Wandered to Borders to use my “bucks” that were only good this weekend — and that I didn’t find out about until AFTER I got back from B&N! Had a hard time finding something I wanted, but finally settled on DANCE OF DEATH by Douglas Preston and Lawrence Child. Started it — instead of the assignment for Confidential Job #1. The multiple (and I mean MULTIPLE) POVs get tiring sometimes, especially when it’s a character in whose POV we only are for a single chapter. There’s a LOT of plot — supposedly, it’s a stand alone, but I get the feeling it would make more sense if I read the earlier books.

It got me thinking, though, that I’ve been submitting/pitching TRACKING MEDUSA in the wrong genre — in spite of the many trappings, ultimately, it’s a mystery, not a weird hybrid I’ve been trying to slot.

Okay, LOST. (SPOILER ALERT). My big response was, “Really?”

The ending was what I expected, although how they got there wasn’t. As usual, I enjoyed individual scenes and the actors, and whole didn’t add up for me. If I’d remained emotionally invested for the whole six years, I would have been angry. Fine, so the whole thing is Jack’s death fantasy/search for redemption in his final moment of life after the crash so he goes “into the light” instead of elsewhere. Okay, fine, it’s not like we hadn’t figured that was the probability years ago. But the way they got there basically negated the season. They spent so much time with Jacob & his brother, going on and on about good and evil butting against each other, and,the whole series, they played with the idea that both are slightly ambiguous, and we need both in order to survive. Too much evil OR too much good and the balance is lost (no pun intended) and it’s all over. And then they just dropped it. Jack anoints Hurley — without the incantation? Really? The whole Dharma Initiative subplot is simply dropped. And, while I’m glad the characters “found” each other and “remembered” in the sideways line, it got a little treacly for me. I spent a lot of time eye-rolling. The whole ending in the church filling with light, frankly, I found offensive. They spent so much time debating the power of Nature and end it in an effing church.

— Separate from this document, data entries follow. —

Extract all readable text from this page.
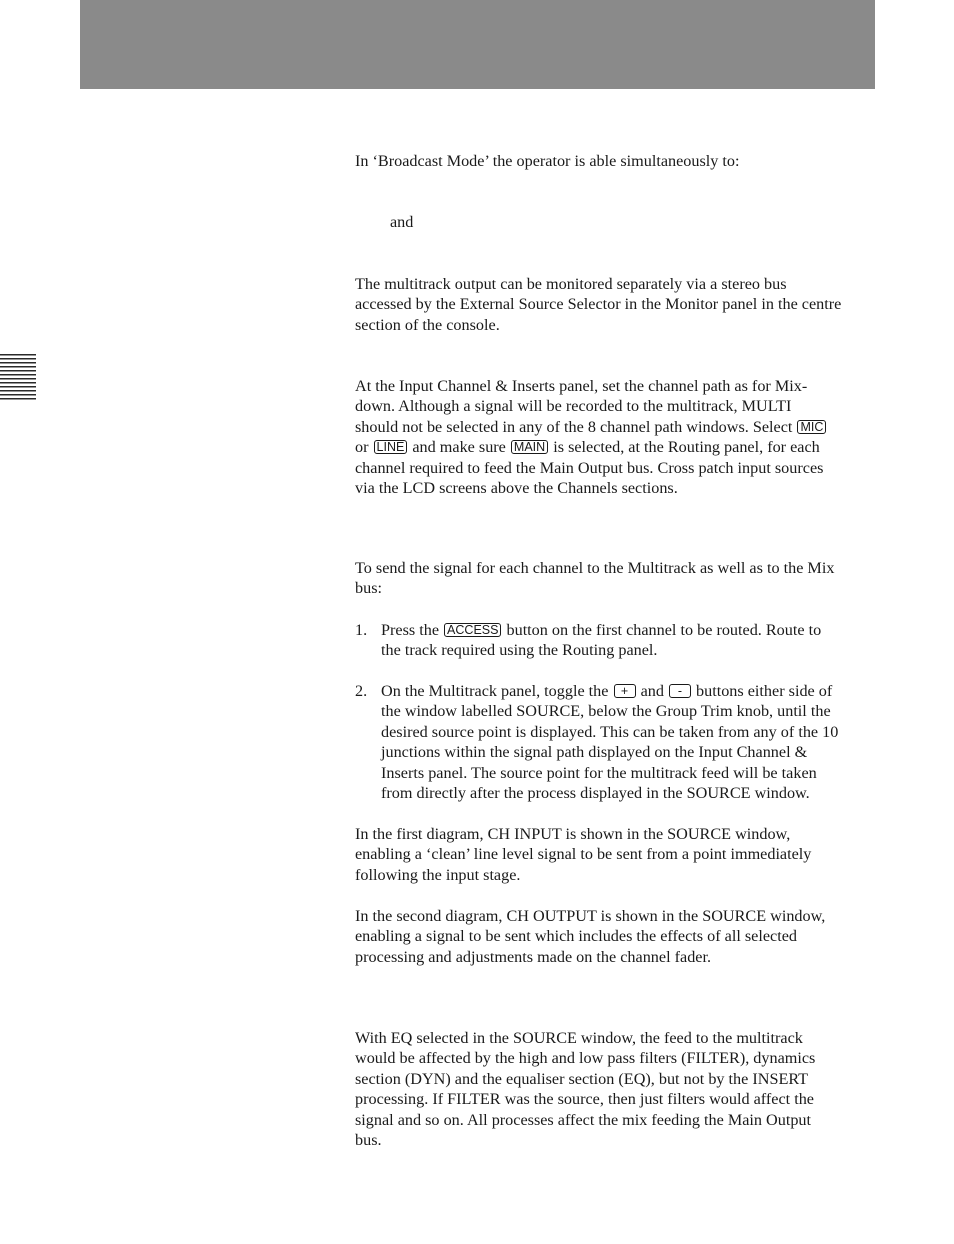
In ‘Broadcast Mode’ the operator is able simultaneously to:

and

The multitrack output can be monitored separately via a stereo bus
accessed by the External Source Selector in the Monitor panel in the centre
section of the console.

At the Input Channel & Inserts panel, set the channel path as for Mix-
down. Although a signal will be recorded to the multitrack, MULTI
should not be selected in any of the 8 channel path windows. Select MIC
or LINE and make sure MAIN is selected, at the Routing panel, for each
channel required to feed the Main Output bus. Cross patch input sources
via the LCD screens above the Channels sections.

To send the signal for each channel to the Multitrack as well as to the Mix
bus:

1. Press the ACCESS button on the first channel to be routed. Route to
the track required using the Routing panel.
2. On the Multitrack panel, toggle the + and - buttons either side of
the window labelled SOURCE, below the Group Trim knob, until the
desired source point is displayed. This can be taken from any of the 10
junctions within the signal path displayed on the Input Channel &
Inserts panel. The source point for the multitrack feed will be taken
from directly after the process displayed in the SOURCE window.

In the first diagram, CH INPUT is shown in the SOURCE window,
enabling a ‘clean’ line level signal to be sent from a point immediately
following the input stage.

In the second diagram, CH OUTPUT is shown in the SOURCE window,
enabling a signal to be sent which includes the effects of all selected
processing and adjustments made on the channel fader.

With EQ selected in the SOURCE window, the feed to the multitrack
would be affected by the high and low pass filters (FILTER), dynamics
section (DYN) and the equaliser section (EQ), but not by the INSERT
processing. If FILTER was the source, then just filters would affect the
signal and so on. All processes affect the mix feeding the Main Output
bus.
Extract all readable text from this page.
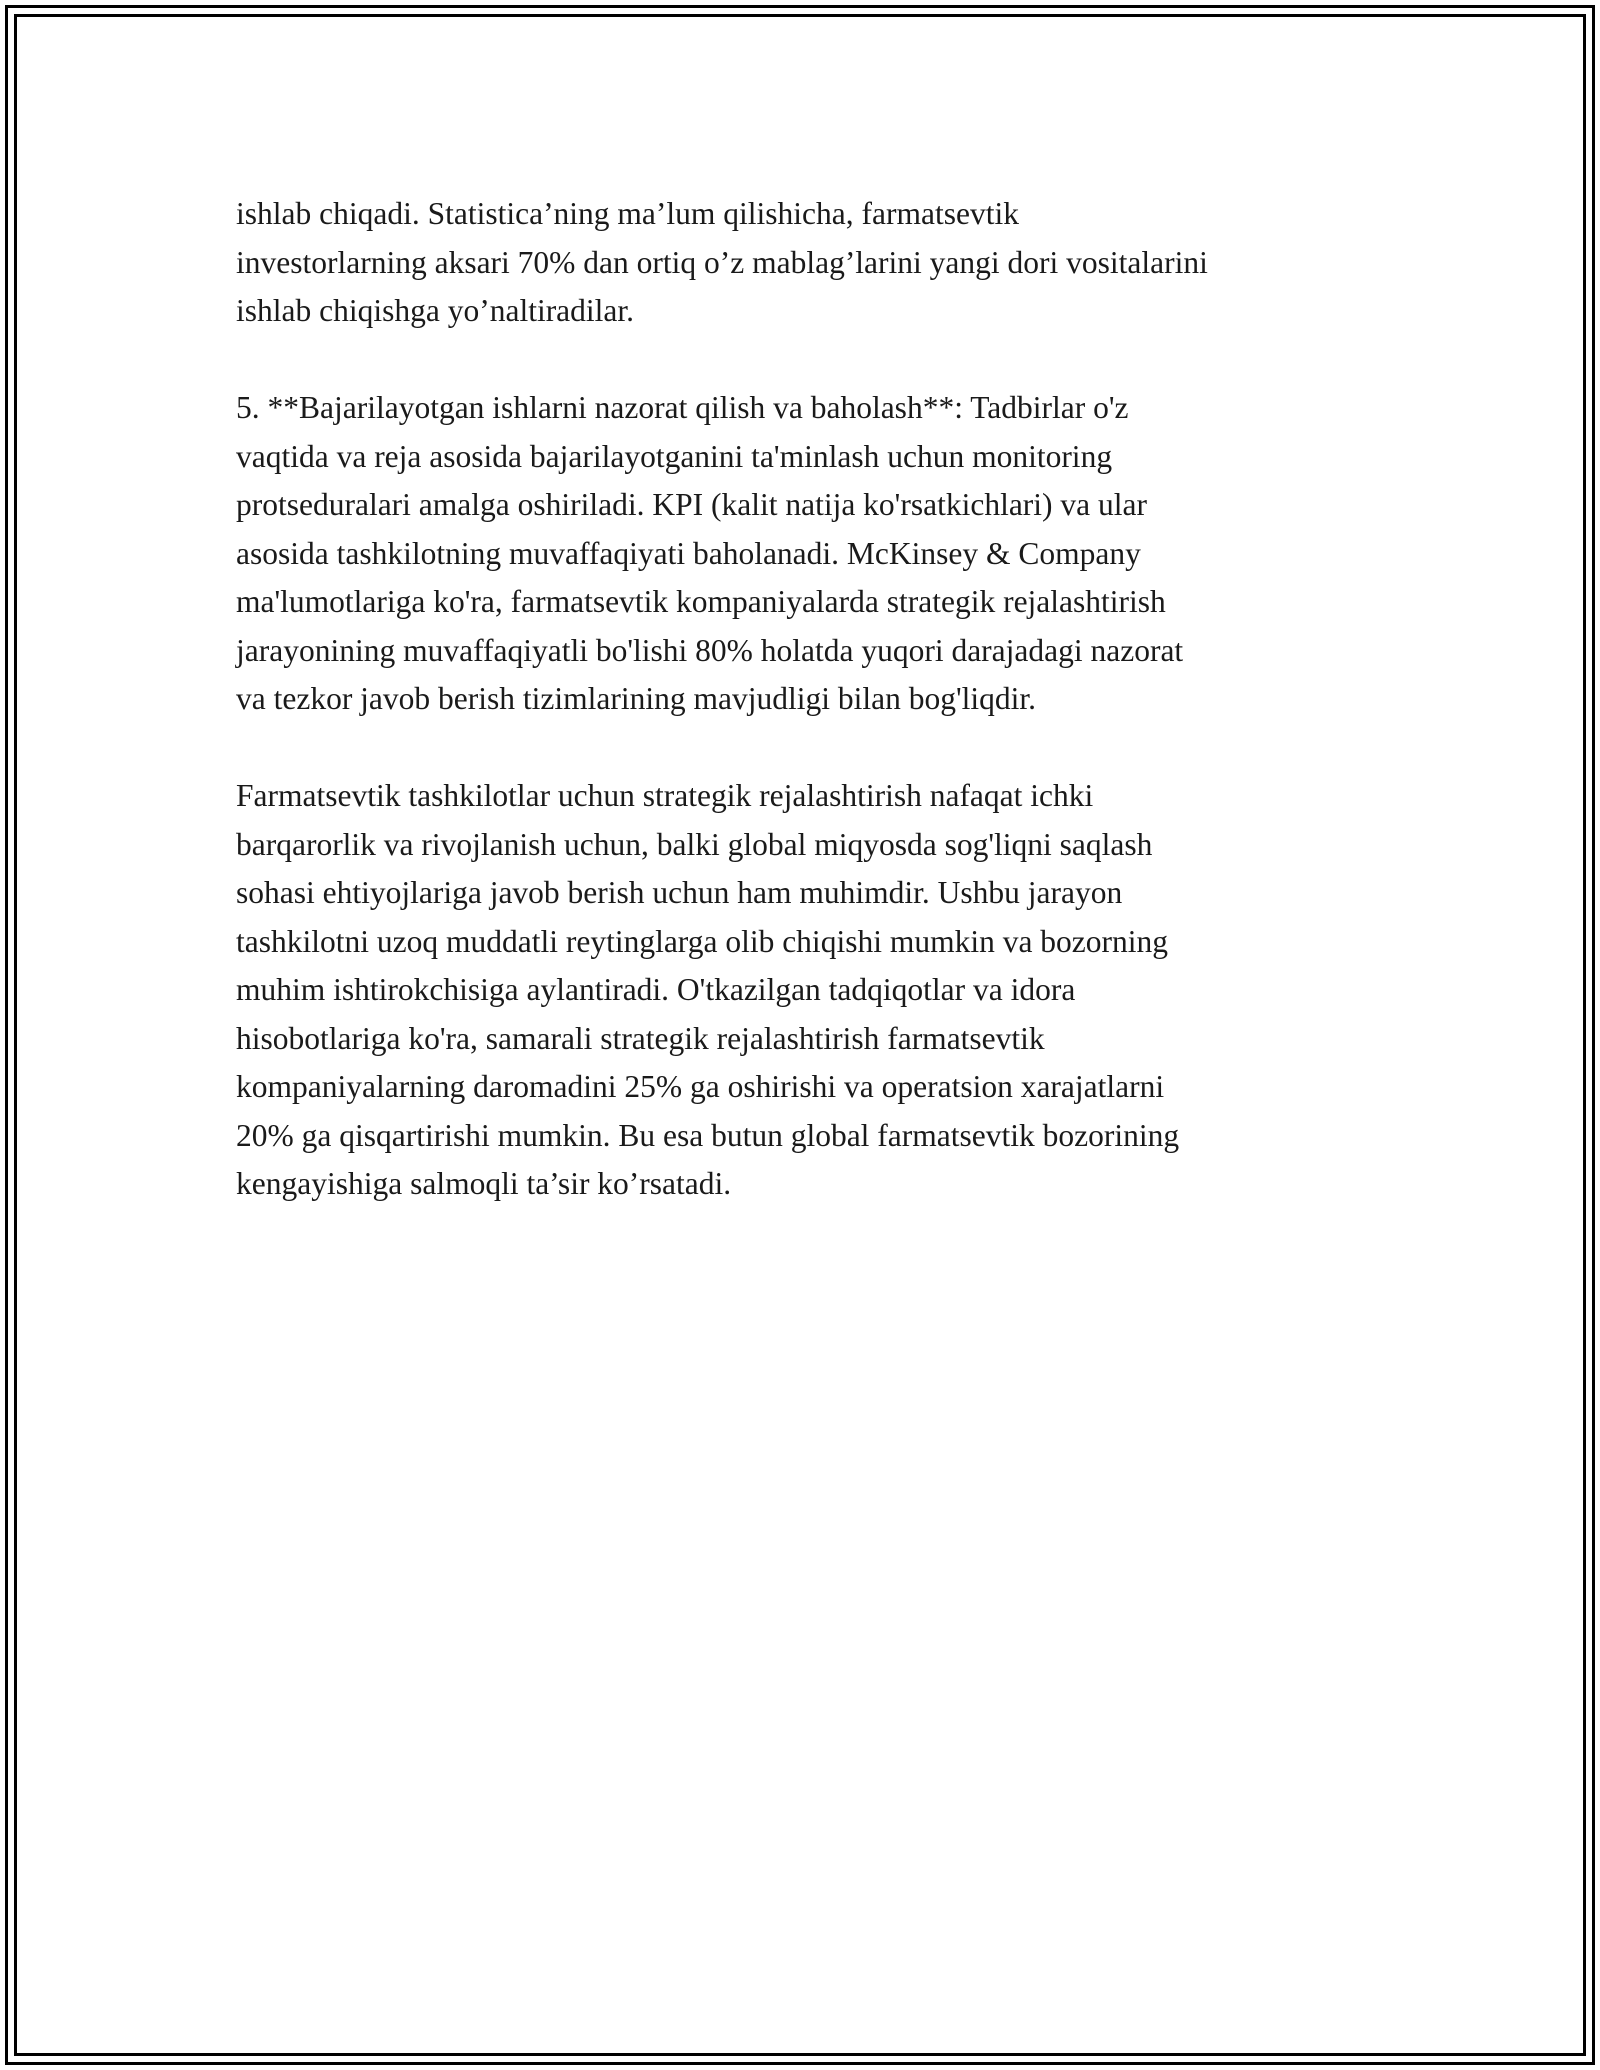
ishlab chiqadi. Statistica’ning ma’lum qilishicha, farmatsevtik
investorlarning aksari 70% dan ortiq o’z mablag’larini yangi dori vositalarini
ishlab chiqishga yo’naltiradilar.

5. **Bajarilayotgan ishlarni nazorat qilish va baholash**: Tadbirlar o'z
vaqtida va reja asosida bajarilayotganini ta'minlash uchun monitoring
protseduralari amalga oshiriladi. KPI (kalit natija ko'rsatkichlari) va ular
asosida tashkilotning muvaffaqiyati baholanadi. McKinsey & Company
ma'lumotlariga ko'ra, farmatsevtik kompaniyalarda strategik rejalashtirish
jarayonining muvaffaqiyatli bo'lishi 80% holatda yuqori darajadagi nazorat
va tezkor javob berish tizimlarining mavjudligi bilan bog'liqdir.

Farmatsevtik tashkilotlar uchun strategik rejalashtirish nafaqat ichki
barqarorlik va rivojlanish uchun, balki global miqyosda sog'liqni saqlash
sohasi ehtiyojlariga javob berish uchun ham muhimdir. Ushbu jarayon
tashkilotni uzoq muddatli reytinglarga olib chiqishi mumkin va bozorning
muhim ishtirokchisiga aylantiradi. O'tkazilgan tadqiqotlar va idora
hisobotlariga ko'ra, samarali strategik rejalashtirish farmatsevtik
kompaniyalarning daromadini 25% ga oshirishi va operatsion xarajatlarni
20% ga qisqartirishi mumkin. Bu esa butun global farmatsevtik bozorining
kengayishiga salmoqli ta’sir ko’rsatadi.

They pretended to be philosophical and open-thinking and alternative and then descended back into the same old claptrap. Negated so much of what was unique and wonderful about the show. Looked like the church scene out of HAIR.

Several years ago, the creators promised it wouldn’t be like the really bad season of DALLAS, that turned out to be a dream. This may not have been, technically, a dream, but it was close enough to prove they lied and jerked us around yet again.

I’m glad the dog was there with Jack for the last moment, though. A lot of people have criticized that, but I liked it.

I think, for the actors, it was satisfying, and I’m glad, because they poured a lot into this. And it was the creators’ vision, not mine,so, oh, well. They broke my trust in the 3rd season and never won my trust back. I watched, piecemeal, since, and watched this season, and fine, it’s over, let’s move on, and I hope the actors and creators find many fulfilling projects down the line. This will always be special to all of them, and they’ll be earning residuals for the rest of their lives.

BITCH had an interesting essay on how the writers failed the character of Kate, which I think is very well done. i hadn’t entirely thought of it from that perspective, but it articulates a lot of my frustrations. Of course, now that we know it was all Jack’s perspective on Kate, not Kate herself, it makes more sense. And Gawker has a very funny rant.

Anyway, I’ve got laundry to do, packing to finish, and, hopefully, some writing to work on. I leave in the early afternoon and will be home tonight. I don’t know whether to laugh or sigh at the fact that it takes longer to get from Penn Station to my apartment than from Philadelphia to NY.